Un grupo de conocidos de distintas profesiones, oficios y beneficios, que coincidíamos años atrás en un programa televisivo como lo fue el conocida como El poder valenciano, acabamos formando piña y conjurados para que, una vez al mes, reeditar la tertulia con comida incluida. La pasada semana el encuentro gastronómico lo llevamos a cabo en Ontinyent. El reclamo de poder degustar sin remilgos de dietas y otras zarandajas dietéticas nuestro embutido, congregó a un buen número de ellos.
Terminado el almuerzo, el abogado Julio Casillas, cuyo conocimiento y pasión por el Derecho corre paralelo por el que siente por la historia, me habló de la importancia que según sabía tuvo el hospital de Ontinyent durante la guerra civil. Y se interesó por el hecho de que fuese en nuestra ciudad en donde quedase instalado un centro que fue toda una referencia quirúrgica y hospitalaria, según le habían comentado quienes lo habían estudiado.
De modo que ya avanzada la tarde, una vez dado amplio repaso a los temas más destacados de la actualidad, se planteó la posibilidad de acercarnos hasta el Colegio la Concepción para conocer el escenario de lo que fue hospital en los dos últimos años de la guerra. Y hacia allí que nos fuimos. Las clases del viernes habían terminado hacía ya un buen rato, y no quedaba ya rastro ni eco de la habitual algarabía que se puede escuchar cuando se pone fin a la actividad escolar de la semana. Estando cerrada la puerta principal, pensamos que no sería posible la visita. Pero no. Desde una terraza un franciscano advirtió nuestra presencia y al punto vino a decirnos que al momento bajaba para franquearnos el paso.
La hospitalidad franciscana quedó puesta de manifiesto una vez más. Hablamos de nuestro interés por recorrer el colegio y se nos dijo que lo que quisiéramos, incluida la posibilidad de visitar todas sus dependencias, incluidas la espaciosa Iglesia; el atractivo Museo de Ciencias Naturales; y la bien dotada y nutrida biblioteca. Los adjetivos los pongo yo.

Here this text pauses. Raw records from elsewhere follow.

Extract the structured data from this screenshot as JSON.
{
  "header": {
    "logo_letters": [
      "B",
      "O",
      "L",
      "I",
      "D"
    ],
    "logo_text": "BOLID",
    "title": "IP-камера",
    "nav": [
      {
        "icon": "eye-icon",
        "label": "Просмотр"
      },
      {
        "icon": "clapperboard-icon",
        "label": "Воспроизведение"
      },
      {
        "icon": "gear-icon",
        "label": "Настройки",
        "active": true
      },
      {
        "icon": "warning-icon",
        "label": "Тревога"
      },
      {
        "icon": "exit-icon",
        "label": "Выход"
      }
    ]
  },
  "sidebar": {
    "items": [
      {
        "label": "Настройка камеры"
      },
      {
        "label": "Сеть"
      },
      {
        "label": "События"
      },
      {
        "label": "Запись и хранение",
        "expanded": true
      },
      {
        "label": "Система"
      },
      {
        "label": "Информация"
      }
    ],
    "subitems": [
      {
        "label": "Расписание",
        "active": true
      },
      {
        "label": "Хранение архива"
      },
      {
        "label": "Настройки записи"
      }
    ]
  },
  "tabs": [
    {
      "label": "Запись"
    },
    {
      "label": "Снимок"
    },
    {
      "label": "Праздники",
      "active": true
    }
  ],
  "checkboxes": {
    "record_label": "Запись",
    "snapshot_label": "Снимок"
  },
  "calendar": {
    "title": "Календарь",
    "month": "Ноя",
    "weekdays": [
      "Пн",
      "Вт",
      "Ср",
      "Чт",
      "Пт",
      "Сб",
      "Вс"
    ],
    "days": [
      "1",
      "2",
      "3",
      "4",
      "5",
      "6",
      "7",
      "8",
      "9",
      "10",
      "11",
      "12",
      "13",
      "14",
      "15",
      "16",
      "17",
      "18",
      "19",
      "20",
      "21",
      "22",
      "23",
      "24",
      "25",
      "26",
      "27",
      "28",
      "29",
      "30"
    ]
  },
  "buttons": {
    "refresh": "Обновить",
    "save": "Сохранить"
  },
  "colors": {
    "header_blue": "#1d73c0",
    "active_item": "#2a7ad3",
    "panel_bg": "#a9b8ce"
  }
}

Me convertí en cicerone de mis amigos que, ya de entrada y estando en la propia entrada del colegio, se habían quedado sorprendidos de las dimensiones del conjunto de edificios, perfectamente delimitadas en la fotografía aérea que allí cuelga. Salieron a relucir las preguntas sobre quiénes habían sido los alumnos más destacados y conocidos. Fermín Palacios pidió ver las orlas que enmarcan los retratos de los colegiales en el último año del bachillerato. Tenía interés por ver aquellas en las que figuraban los hermanos Roig, Fernando y Juan que, en efecto, allí están como estudiantes a mediados de los sesenta.
Hablamos, por supuesto, del hospital de guerra en que de modo forzoso fue convertido el Colegio de la Concepción. De las casi mil camas que llegó a instalar para atender a los heridos de aquella guerra. De los avances quirúrgicos que fueron introducidos en sus quirófanos, teniendo como tenían los cirujanos tanta materia prima como les llegaba desde el frente. Les indiqué que el mejor remate a la visita sería que viesen el documental Las mamas belgas, que da buena cuenta de lo que fue la vida en aquel hospital en aquellos aciagos días.
El Museo de Ciencias Naturales despertó su curiosidad, pero fue en la Biblioteca en donde unos y otros tuvimos ocasión de descubrir en sus lomos los títulos de tantas obras como alberga y deleitarnos con pasión bibliófila con tanta riqueza atesorada. Se volvieron los amigos a Valencia y, según me confesaron al despedirse, se fueron impactados por la importancia pedagógica del Colegio en sus más de cientos veinticinco años de existencia. Meses atrás, en esta misma columna, escribí en parecidos términos. Me alegró escuchar sus comentarios a favor de un centro educativo al que los ontinyentins que pasaron y pasan por sus aulas deben, debemos, reconocimiento y gratitud.